Her second show, Fosse’s “Dancin’” – a celebration of movement set to a diverse score that mixes jazz, classical and pop sounds – cemented her goals and fulfilled a dream of working with her idol, long one of the legends of the Great White Way.
“I am a Fosse dancer,” she says, referencing the choreographer’s distinct, jazz-infused style, which she was able to revisit when she landed a role in “Sweet Charity,” a Neil Simon comedy about the romantic trials and tribulations of an optimistic prostitute, also choreographed by Fosse.
“He had such a clear vision, and always knew exactly what he wanted,” she said in an interview with Berkshire Fine Arts, just after landing the role of Mama Morton in “Chicago,” her third part in the jazzy celebration of vaudeville in the 1920s, and one that comes after two hip replacements have limited her ability to perform some of the tougher dance moves. “He knew that getting his vision exactly right would transform it, so that it become more than itself. He was absolutely right to push for it. I think that people who worked for him did their best work, and if they are like me they continue to strive for that.”

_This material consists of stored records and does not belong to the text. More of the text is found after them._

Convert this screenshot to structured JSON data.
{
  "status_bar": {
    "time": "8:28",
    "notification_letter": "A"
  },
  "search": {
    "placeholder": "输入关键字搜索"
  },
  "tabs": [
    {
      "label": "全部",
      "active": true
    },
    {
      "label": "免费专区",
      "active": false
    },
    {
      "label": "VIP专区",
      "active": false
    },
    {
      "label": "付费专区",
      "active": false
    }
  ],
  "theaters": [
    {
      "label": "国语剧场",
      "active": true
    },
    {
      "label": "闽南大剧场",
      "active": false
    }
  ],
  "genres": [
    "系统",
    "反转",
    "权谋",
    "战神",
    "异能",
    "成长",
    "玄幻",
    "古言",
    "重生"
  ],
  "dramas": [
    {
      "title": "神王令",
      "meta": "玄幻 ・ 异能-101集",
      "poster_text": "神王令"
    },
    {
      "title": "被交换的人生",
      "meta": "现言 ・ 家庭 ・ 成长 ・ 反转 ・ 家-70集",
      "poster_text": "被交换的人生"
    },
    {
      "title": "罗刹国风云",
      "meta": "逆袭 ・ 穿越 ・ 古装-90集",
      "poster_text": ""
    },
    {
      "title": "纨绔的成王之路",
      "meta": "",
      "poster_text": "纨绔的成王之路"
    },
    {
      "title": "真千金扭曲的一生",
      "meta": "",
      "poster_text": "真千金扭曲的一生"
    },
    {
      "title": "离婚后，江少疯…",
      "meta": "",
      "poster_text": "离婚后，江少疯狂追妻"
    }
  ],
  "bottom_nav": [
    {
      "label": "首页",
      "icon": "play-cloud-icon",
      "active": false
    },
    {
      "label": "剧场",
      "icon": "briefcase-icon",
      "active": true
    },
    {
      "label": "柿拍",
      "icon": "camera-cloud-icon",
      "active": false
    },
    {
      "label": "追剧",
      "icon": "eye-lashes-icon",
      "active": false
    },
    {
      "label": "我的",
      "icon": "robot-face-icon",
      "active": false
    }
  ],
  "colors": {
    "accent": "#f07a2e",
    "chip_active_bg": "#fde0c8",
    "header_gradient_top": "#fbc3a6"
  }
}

From the start, Neuwirth was disciplined, though, and it didn’t take Fosse for her to develop that skill.
“Certainly the life of a dancer is very difficult. The training is very hard and relentlessly grueling,” she has said – but in developing those skills, she managed to develop the resolve required to secure a place in show business that crosses over from the stage to TV and film seemingly effortlessly.
She was perfection as Lilith, the stern foil to Frasier’s more angst-filled psychiatrist. She also deftly merged the erotic style of a Broadway dancer with Fosse moves with the droll observations of a Woody Allen film in “Celebrity,” in which she played a prostitute who teaches a character played by Judy Davis how to perform a sex act, using a banana as a prop. The role, she said, was written with her in mind.

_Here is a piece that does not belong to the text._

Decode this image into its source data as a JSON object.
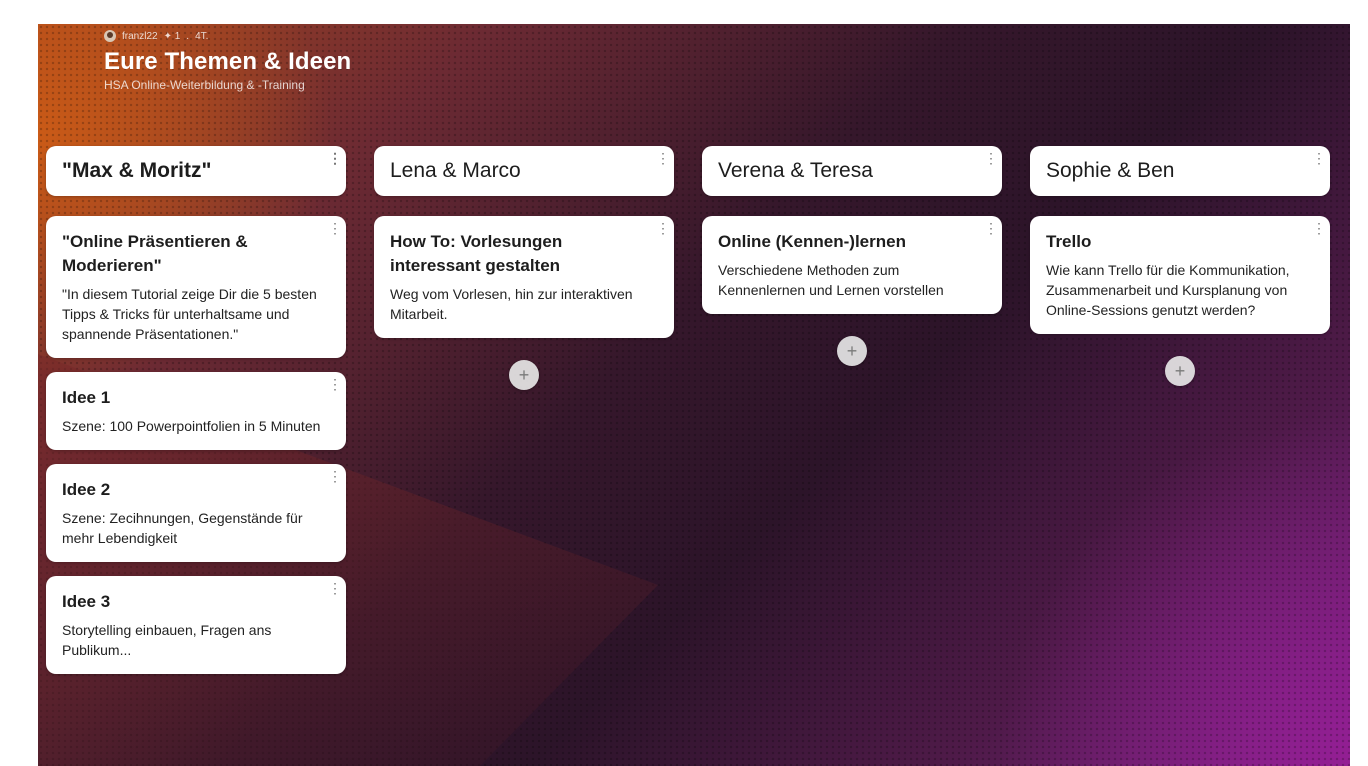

But still, Neuwirth is at her core a dancer, and she continues to dance even after two hip replacements, one of which she debuted on her birthday, playing Roxie Hart in a New Year’s Eve production of “Chicago,” her former co-star Ann Reinking as Velma.
Other iconic roles Neuwirth has played include Fanny Brice in “Funny Girl,” Titania in “A Midsummer Night’s Dream,” Lola in “Damn Yankees” Morticia Addams to Nathan Lane’s Gomez in the Broadway production of “The Addams Family,” and the lead in “Here Lies Jenny,” the story of a singer in a worn waterfront gin joint, familiar territory for the former “Chicago” star.
Neuwirth – who at one time voiced the brown M&M in commercials – is currently appearing on the CBS drama series “Madam Secretary.”